Target implementation date is Dec. 1, 2022
Having announced plans in March to launch a new dental care program for low-income Canadians, Ottawa is providing more details on how it will work.
The program would be restricted to families with an income of less than $90,000 annually, with no co-pays for anyone under $70,000 annually in income.
The federal government said it continues to take steps to build a comprehensive national long-term dental care program, and it remains committed to full implementation of a dental care program for households with incomes under $90,000 by 2025.
In July, the federal government asked for feedback on its plans for a national program.
The Canada Dental Benefit
The proposed Canada Dental Benefit would provide eligible parents or guardians with direct, upfront, tax-free payments to cover dental expenses for children under 12 years old.
The target implementation date is Dec. 1, 2022 — pending Parliamentary approval and Royal Assent of enabling legislation — and the program would cover expenses retroactive to Oct. 1, 2022.
The Canada Dental Benefit would provide payments up to $650 per child per year for families with adjusted net income under $90,000 per year and without dental coverage.
- $650 would be provided for each eligible child if the family’s adjusted net income is under $70,000.
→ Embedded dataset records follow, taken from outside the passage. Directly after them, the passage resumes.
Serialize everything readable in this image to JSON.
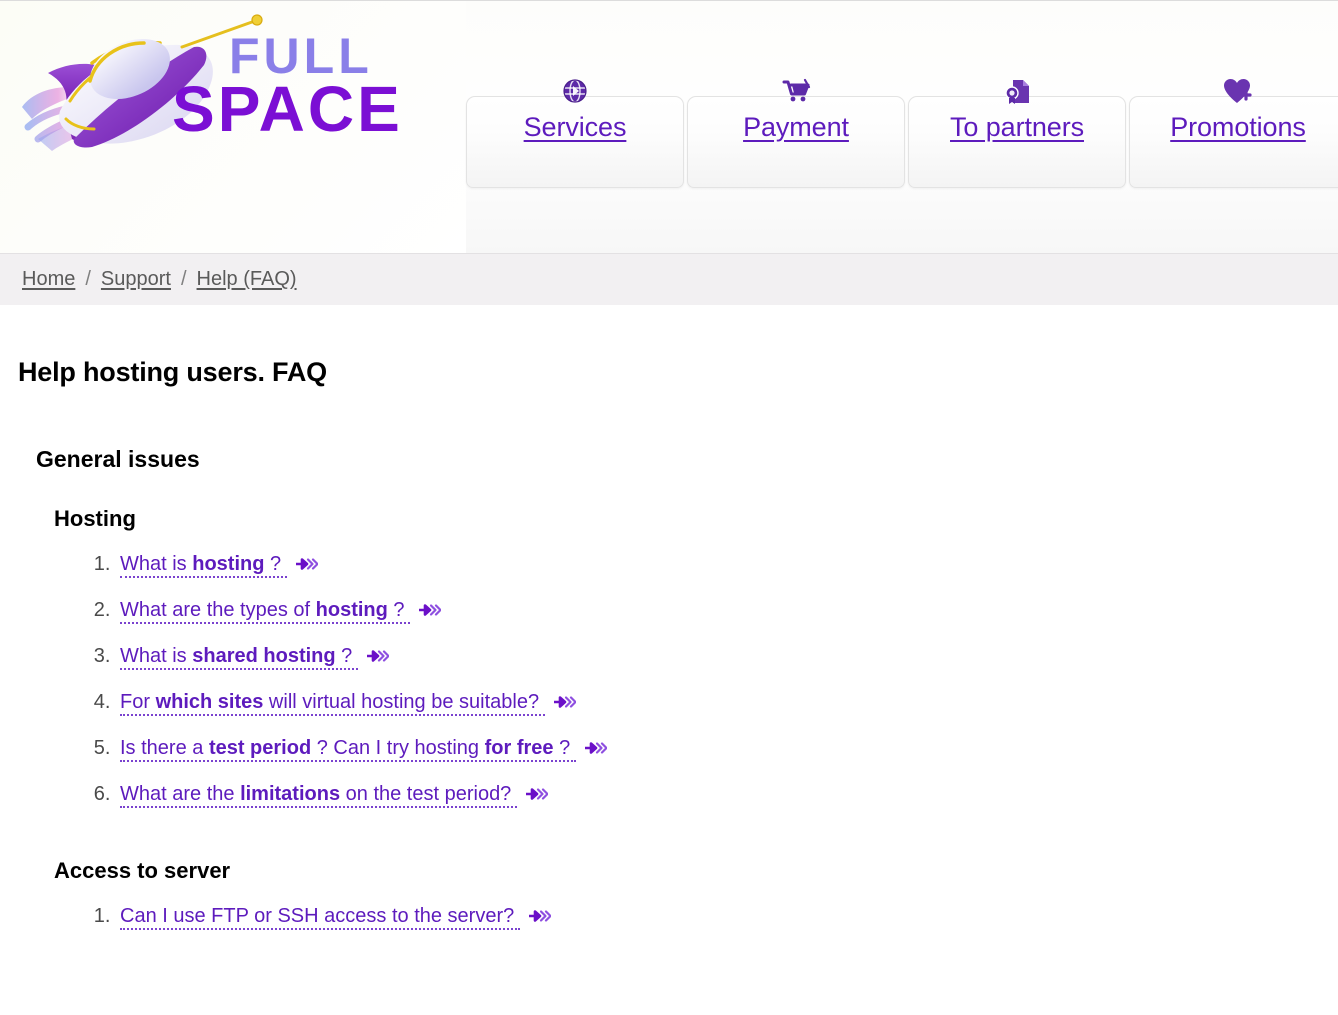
{
  "site": {
    "logo_text_top": "FULL",
    "logo_text_bottom": "SPACE",
    "logo_icon": "rocket-ufo-logo",
    "brand_purple": "#7b0fd4",
    "brand_light_purple": "#8a7fe8",
    "link_purple": "#5d1bbd"
  },
  "nav": {
    "tabs": [
      {
        "label": "Services",
        "icon": "globe-network-icon"
      },
      {
        "label": "Payment",
        "icon": "shopping-cart-icon"
      },
      {
        "label": "To partners",
        "icon": "document-award-icon"
      },
      {
        "label": "Promotions",
        "icon": "heart-plus-icon"
      }
    ]
  },
  "breadcrumb": {
    "separator": "/",
    "items": [
      {
        "label": "Home"
      },
      {
        "label": "Support"
      },
      {
        "label": "Help (FAQ)"
      }
    ]
  },
  "main": {
    "page_title": "Help hosting users. FAQ",
    "sections": [
      {
        "title": "General issues",
        "subsections": [
          {
            "title": "Hosting",
            "items": [
              {
                "pre": "What is ",
                "strong": "hosting",
                "post": " ?"
              },
              {
                "pre": "What are the types of ",
                "strong": "hosting",
                "post": " ?"
              },
              {
                "pre": "What is ",
                "strong": "shared hosting",
                "post": " ?"
              },
              {
                "pre": "For ",
                "strong": "which sites",
                "post": " will virtual hosting be suitable?"
              },
              {
                "pre": "Is there a ",
                "strong": "test period",
                "mid": " ? Can I try hosting ",
                "strong2": "for free",
                "post": " ?"
              },
              {
                "pre": "What are the ",
                "strong": "limitations",
                "post": " on the test period?"
              }
            ]
          },
          {
            "title": "Access to server",
            "items": [
              {
                "pre": "Can I use FTP or SSH access to the server?",
                "strong": "",
                "post": ""
              }
            ]
          }
        ]
      }
    ],
    "arrow_icon": "arrow-double-chevron-icon"
  }
}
- $390 would be provided for each eligible child if the family’s adjusted net income is between $70,000 and $79,999.
- $260 would be provided for each eligible child if the family’s adjusted net income is between $80,000 and $89,999.
It is estimated that 500,000 Canadian children would benefit from this targeted investment of $938 million, says Ottawa.
Recently, Canadian HR Reporter spoke with three experts for their thoughts on how employers and employees might benefit from this new program.
To access the benefit, parents or guardians of eligible children would need to apply through the Canada Revenue Agency (CRA). In addition, they would need to attest that:
- their child does not have access to private dental care coverage
- they will have out-of-pocket dental care expenses for which they will use the benefit
- they understand they will need to provide documentation to verify out-of-pocket expenses occurred.
The Canada Dental Benefit would not reduce other federal income-tested benefits such as the Canada Workers Benefit, the Canada Child Benefit, and the Goods and Services Tax Credit.
Ottawa’s latest announcement was met with concerns.
“Is the Canada Dental Benefit just a cash transfer to families who file an application saying they don't have private coverage and they promise to use the cash on dental care? That is *not* a plan to provide access to necessary dental care. It doesn't bode well for #pharmacare,” tweeted Steve Morgan, professor in the School of Population and Public Health at the University of British Columbia.
"Right now, it's not a dental plan,” said David Stevenson, a spokesperson for the Ontario Dental Association and its former president, in a CBC report.
"This is a stop-gap measure... a financial aid package at this stage,” he said. "Hopefully this will progress further so that we can identify who needs it, identify what they need, and then properly fund it so that the folks that need care get care.”